Michelle died on January 2, 2019. I will never understand why, and I can’t wait to ask God someday. I know there was a reason, a purpose, and some greater good that will or has come out of all of that. So I will be grateful for the time I got share with my friend, thankful that we were able to reconnect nearly 2 decades after college, appreciative that I got to know and be a part of her family for a little while – even though it was during some of the most painful moments of her life. I am thankful because what I learned from her is summed up in the line of one of our favorite Indigo Girls songs – “the best thing you’ve ever done for me, is to help me take my life less seriously.”

It doesn’t diminish hurt or make me miss her less.
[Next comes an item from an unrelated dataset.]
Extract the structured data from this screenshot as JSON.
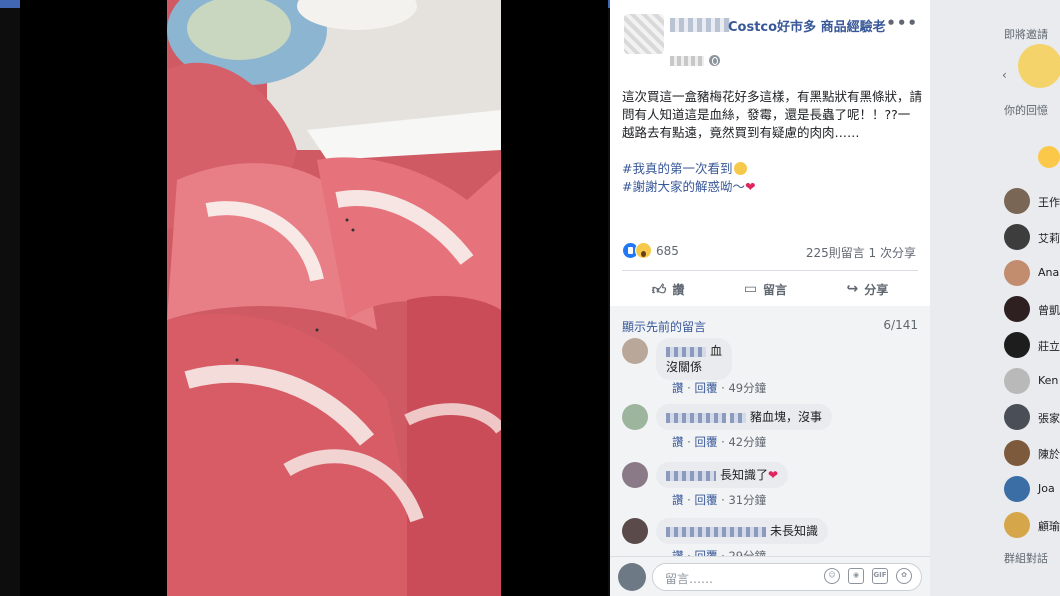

There are days when I want to call or text her, but I can’t. So I just pray and remember to live my best life. Michelle lived her best life, of that I am sure. She was a free spirit, a light that radiated joy and love, an honest and outspoken friend who had your back, who lived life on her terms, and seized every moment. So today I will remember Michelle, I will live my best life, I will not take anything for granted and I will make the most of this time that God has given me. Michelle, until we meet again, I will remember you with love and joy.

Live your best life, don’t take anything for granted, and make time for others because you don’t know when they will be taken from you. And today, please pray for me and I will continue to pray for you.
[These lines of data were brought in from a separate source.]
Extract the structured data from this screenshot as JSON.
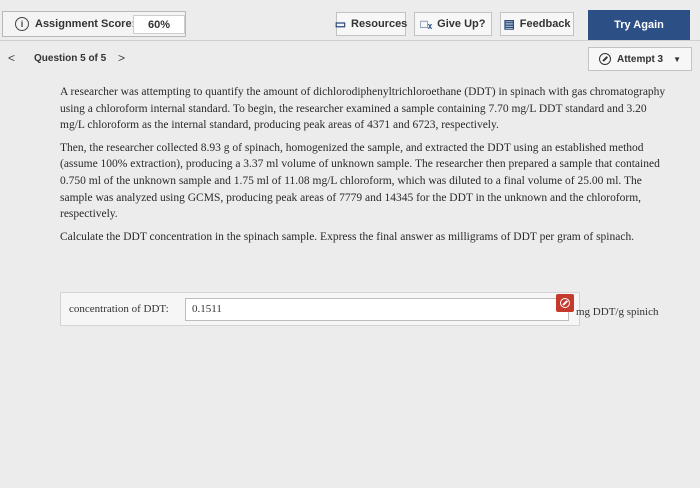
{
  "topbar": {
    "score_label": "Assignment Score:",
    "score_value": "60%",
    "resources_label": "Resources",
    "give_up_label": "Give Up?",
    "feedback_label": "Feedback",
    "try_again_label": "Try Again"
  },
  "nav": {
    "prev": "<",
    "question_label": "Question 5 of 5",
    "next": ">",
    "attempt_label": "Attempt 3"
  },
  "question": {
    "p1": "A researcher was attempting to quantify the amount of dichlorodiphenyltrichloroethane (DDT) in spinach with gas chromatography using a chloroform internal standard. To begin, the researcher examined a sample containing 7.70 mg/L DDT standard and 3.20 mg/L chloroform as the internal standard, producing peak areas of 4371 and 6723, respectively.",
    "p2": "Then, the researcher collected 8.93 g of spinach, homogenized the sample, and extracted the DDT using an established method (assume 100% extraction), producing a 3.37 ml volume of unknown sample. The researcher then prepared a sample that contained 0.750 ml of the unknown sample and 1.75 ml of 11.08 mg/L chloroform, which was diluted to a final volume of 25.00 ml. The sample was analyzed using GCMS, producing peak areas of 7779 and 14345 for the DDT in the unknown and the chloroform, respectively.",
    "p3": "Calculate the DDT concentration in the spinach sample. Express the final answer as milligrams of DDT per gram of spinach."
  },
  "answer": {
    "label": "concentration of DDT:",
    "value": "0.1511",
    "units": "mg DDT/g spinich"
  },
  "colors": {
    "primary": "#2c4f86",
    "incorrect": "#c43a2c"
  }
}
Make Time for What’s Important

I travel quite a bit for work, not quite as much as I did 5 years ago, but still once or twice a month. I had an early flight this morning but not so early that I needed to be awake at 2:30am. But that is exactly what I was, wide awake at 2:30am.
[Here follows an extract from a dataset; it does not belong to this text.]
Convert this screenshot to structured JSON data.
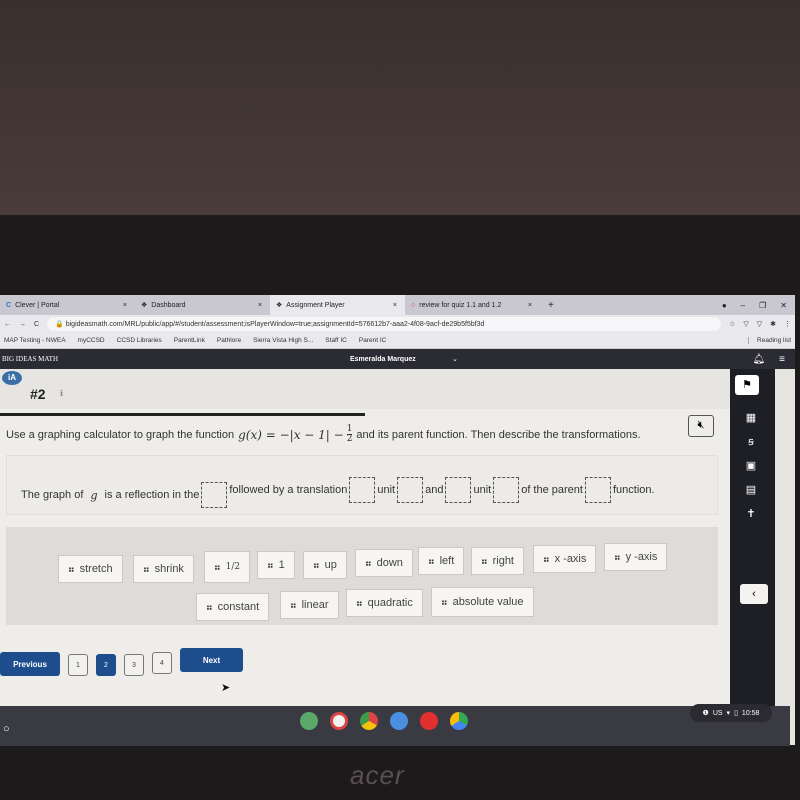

It was raining this morning, so I laid quietly in bed listening to the rain and thinking about all that has transpired over the past several months.  It really has been a roller coaster and a lot has changed. You see, I left a job that I loved in May, began independent consulting in June and accepted a position July. My husband wrapped his 25th year teaching in May, did consulting and contract work throughout June, July and August, and began the new school year last week. And our son graduated from high school in May, worked full-time over the summer and just began his freshman year of college last week.

The last few months have been filled with changes, have been extremely busy and have flown by in what seems like a blink of an eye. September is just around the corner and I am trying to figure out where spring and summer have gone.

But as busy and as crazy as it has been, we have managed to make time for each other. My husband and I went fishing several times since June and visited a number of local breweries (we like beer). We have gone on family motorcycle rides to the lake or on winding country roads – each of us recording over 1,000 this summer, had several family dinners, barbecues and bonfires together, and even survived the 20 hour road trip to Florida without killing each other. I am truly grateful for all of the family time and I am happy that we make it a priority to make time for each other.

And as crazy as this summer has been with its ups and downs, uncertainties, concerns, changed plans, busyness and challenges, I have managed to keep God the central part of life. Except for those two weeks in May when I wasn’t speaking to him.  Fortunately we got through that trying time. Well, I guess He waited patiently for me to get through it.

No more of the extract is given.